Başa dönelim... İşte bu içi boşalmış ya da yanlış anlaşılmış kavramların tam ortasında bir gerçek duruyor. Buzun yakıcılığını ateşin yakıcılığına tercih etmeye zorlandığımız bir gerçek.

Yargının en büyük meselesinin var olmaması olduğunu bir türlü kabul etmediğimiz, kabul etmek istemediğimiz bir gerçek. Düşman ceza hukukunun normalleştiği, meşrulaştırıldığı ve bunu sadece izlemenin rahatlığının, aslında çivilerden oluşmuş bir halının üstünde yuvarlandığımızdan bihaber oluşumuz olmasının zavallı gerçekliği. Adalet anlayışımızdaki boşluğa düşüp ahlaklı olmakla ahlakçı olmak arasındaki boşluğa düştüğümüzü anladığımızda artık çok geç olacağının gerçeği. Gerçeklerden gerçek beğenmek zor mu geliyor;o zaman kendi yalanımızda boğulmaya ne dersiniz?

Bütün bu yaşananlar ve yaşanacaklar, siyasi muhalefetin tarihinin de ülkemizdeki karşılığıdır aslında.

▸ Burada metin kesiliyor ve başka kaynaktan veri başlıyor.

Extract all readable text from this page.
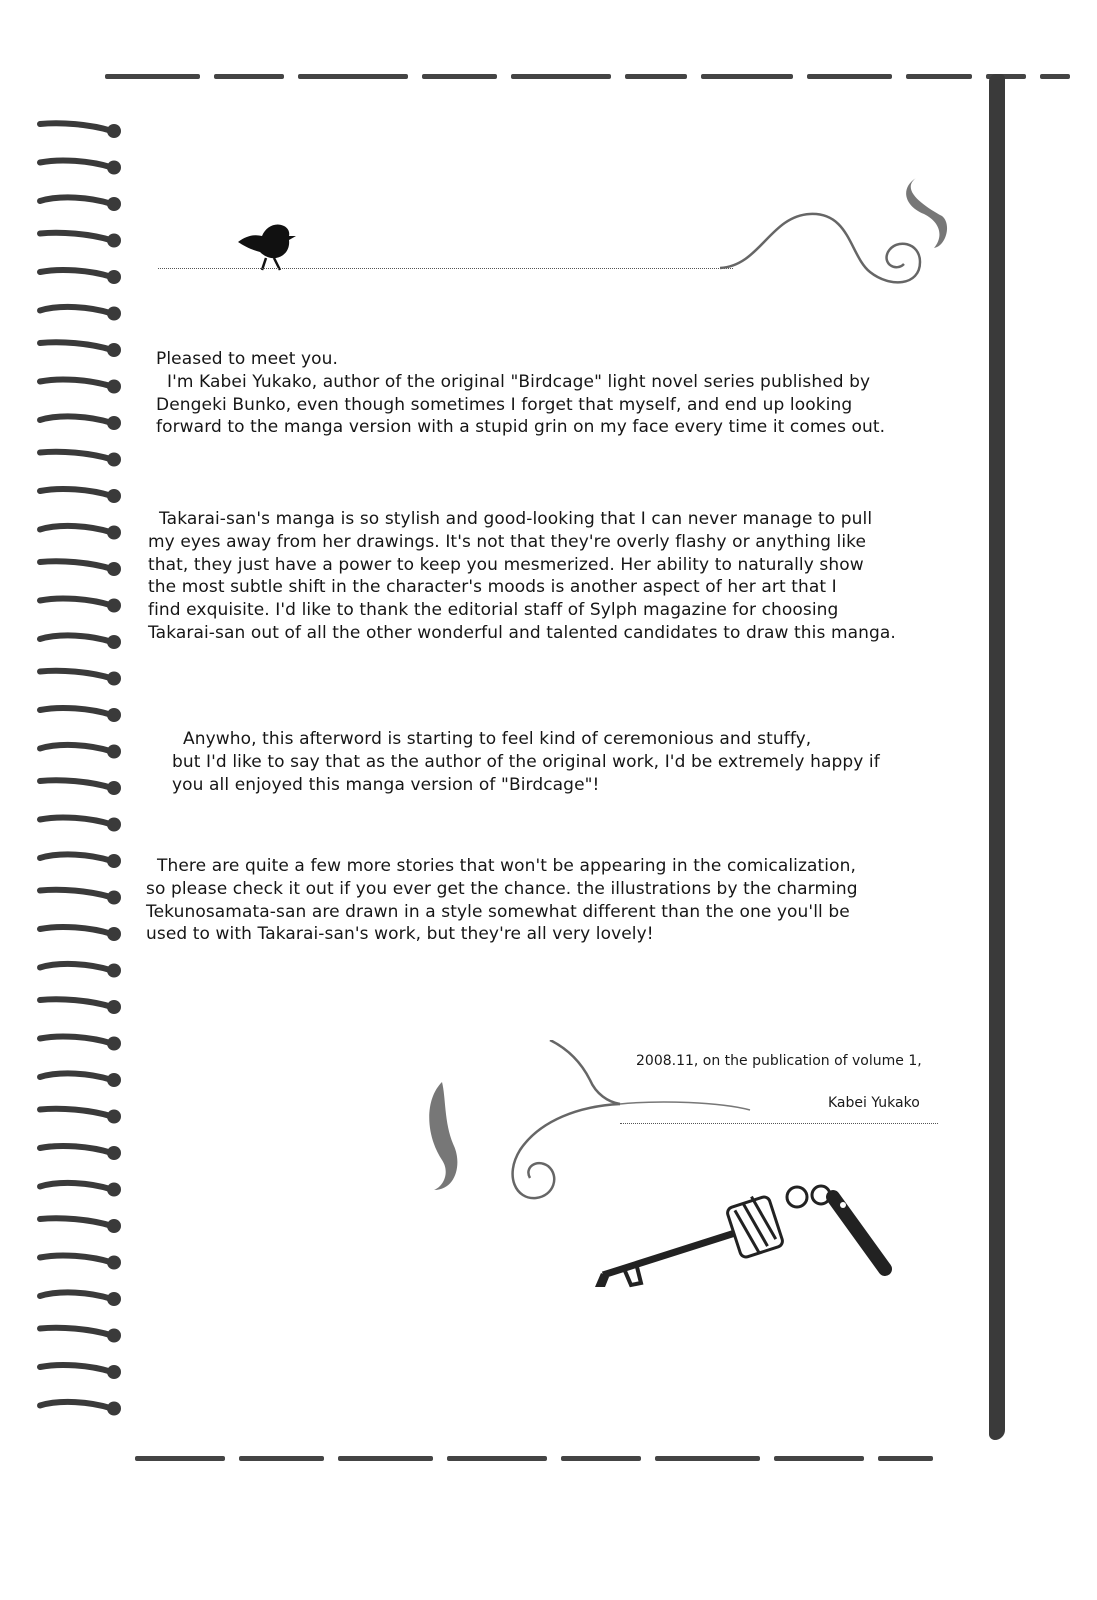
Pleased to meet you.
I'm Kabei Yukako, author of the original "Birdcage" light novel series published by
Dengeki Bunko, even though sometimes I forget that myself, and end up looking
forward to the manga version with a stupid grin on my face every time it comes out.
Takarai-san's manga is so stylish and good-looking that I can never manage to pull
my eyes away from her drawings. It's not that they're overly flashy or anything like
that, they just have a power to keep you mesmerized. Her ability to naturally show
the most subtle shift in the character's moods is another aspect of her art that I
find exquisite. I'd like to thank the editorial staff of Sylph magazine for choosing
Takarai-san out of all the other wonderful and talented candidates to draw this manga.
Anywho, this afterword is starting to feel kind of ceremonious and stuffy,
but I'd like to say that as the author of the original work, I'd be extremely happy if
you all enjoyed this manga version of "Birdcage"!
There are quite a few more stories that won't be appearing in the comicalization,
so please check it out if you ever get the chance. the illustrations by the charming
Tekunosamata-san are drawn in a style somewhat different than the one you'll be
used to with Takarai-san's work, but they're all very lovely!
2008.11, on the publication of volume 1,
Kabei Yukako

Her türlü egemen güce karşı bir türlü gerektiği gibi doldurulamayan siyasi muhalefet/sizlik hali elbette yargının halinden bağımsız değil. Çünkü yargı da bu güçler dengesinin ve tam da siyasetin ortasında duruyor. Siyasi muhalefetin bu boşluğu dolduramıyor olmasının nedeni muhalefetin yöneldiği gücün sadece iktidardaki siyasi otorite, siyasi parti, bir kişi ya da kurum olmasıdır belki de. Muhalefetin aslında başımıza musallat olmuş bazı kavramlara yönelmesinin zamanı çoktan gelmiştir. Siyasi muhalefetin dolduramadığı boşluğu, entelektüel bir muhalif örgütlenme doldurmayı başarabilir ve sonrasında gerçek anlamda bir siyasi muhalefetin de zeminini oluşturabilir mi? Entelektüel cesaret ve ahlak dediğimiz şey gerçekten var mı? Varsa nerede?

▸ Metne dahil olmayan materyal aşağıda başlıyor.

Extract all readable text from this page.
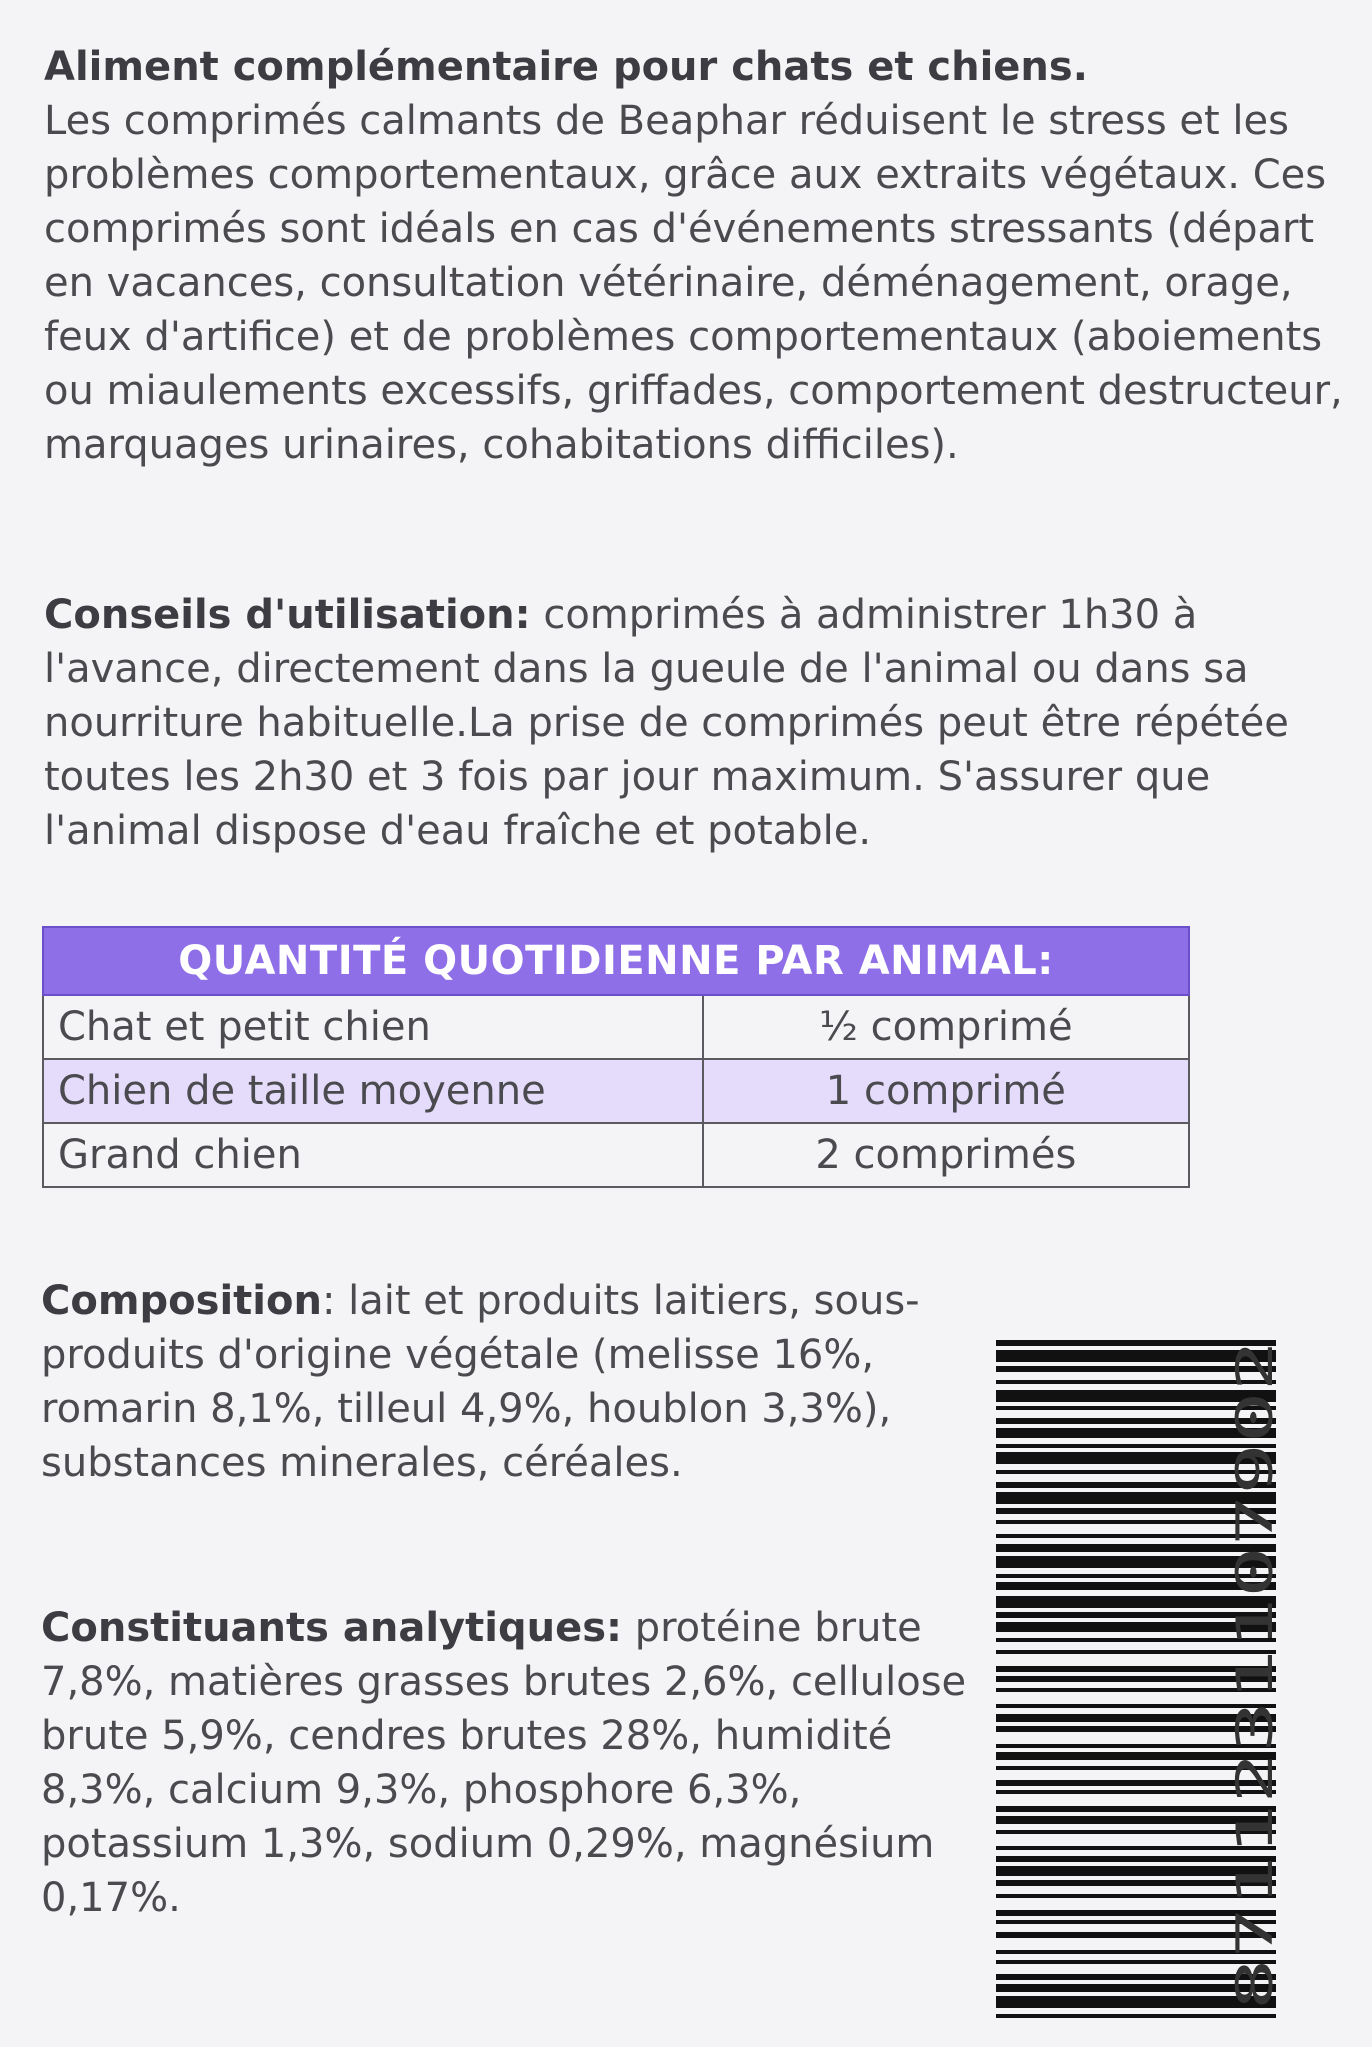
Aliment complémentaire pour chats et chiens.
Les comprimés calmants de Beaphar réduisent le stress et les problèmes comportementaux, grâce aux extraits végétaux. Ces comprimés sont idéals en cas d'événements stressants (départ en vacances, consultation vétérinaire, déménagement, orage, feux d'artifice) et de problèmes comportementaux (aboiements ou miaulements excessifs, griffades, comportement destructeur, marquages urinaires, cohabitations difficiles).
Conseils d'utilisation: comprimés à administrer 1h30 à l'avance, directement dans la gueule de l'animal ou dans sa nourriture habituelle.La prise de comprimés peut être répétée toutes les 2h30 et 3 fois par jour maximum. S'assurer que l'animal dispose d'eau fraîche et potable.
QUANTITÉ QUOTIDIENNE PAR ANIMAL:	
Chat et petit chien	½ comprimé
Chien de taille moyenne	1 comprimé
Grand chien	2 comprimés
Composition: lait et produits laitiers, sous-produits d'origine végétale (melisse 16%, romarin 8,1%, tilleul 4,9%, houblon 3,3%), substances minerales, céréales.
Constituants analytiques: protéine brute 7,8%, matières grasses brutes 2,6%, cellulose brute 5,9%, cendres brutes 28%, humidité 8,3%, calcium 9,3%, phosphore 6,3%, potassium 1,3%, sodium 0,29%, magnésium 0,17%.	8711231107902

Cevaplardan daha çok doğru soruları sormak, bildiklerimizi ters yüz etme ve gerekiyorsa ödenecek zihinsel bedelleri ödeme pahasına denemek zorundayız. Althusser’den çalarak söylersek, “kendimize masal anlatmaktan vazgeçmek” için hâlâ zamanımız varken masallardaki ayakkabısından aşık olduğu kadını tanıyan şapşal prensler ve kendisini öperek uyandıracak, sonsuza dek mutlu edecek prensi bekleyen salak prensesler olarak yaşamayalım.

Bu yargı masalı bitsin… Her gün başa sardığımız bu sabır testi bitsin. Hadi biraz zeka oyunları oynayalım mı madem öyle?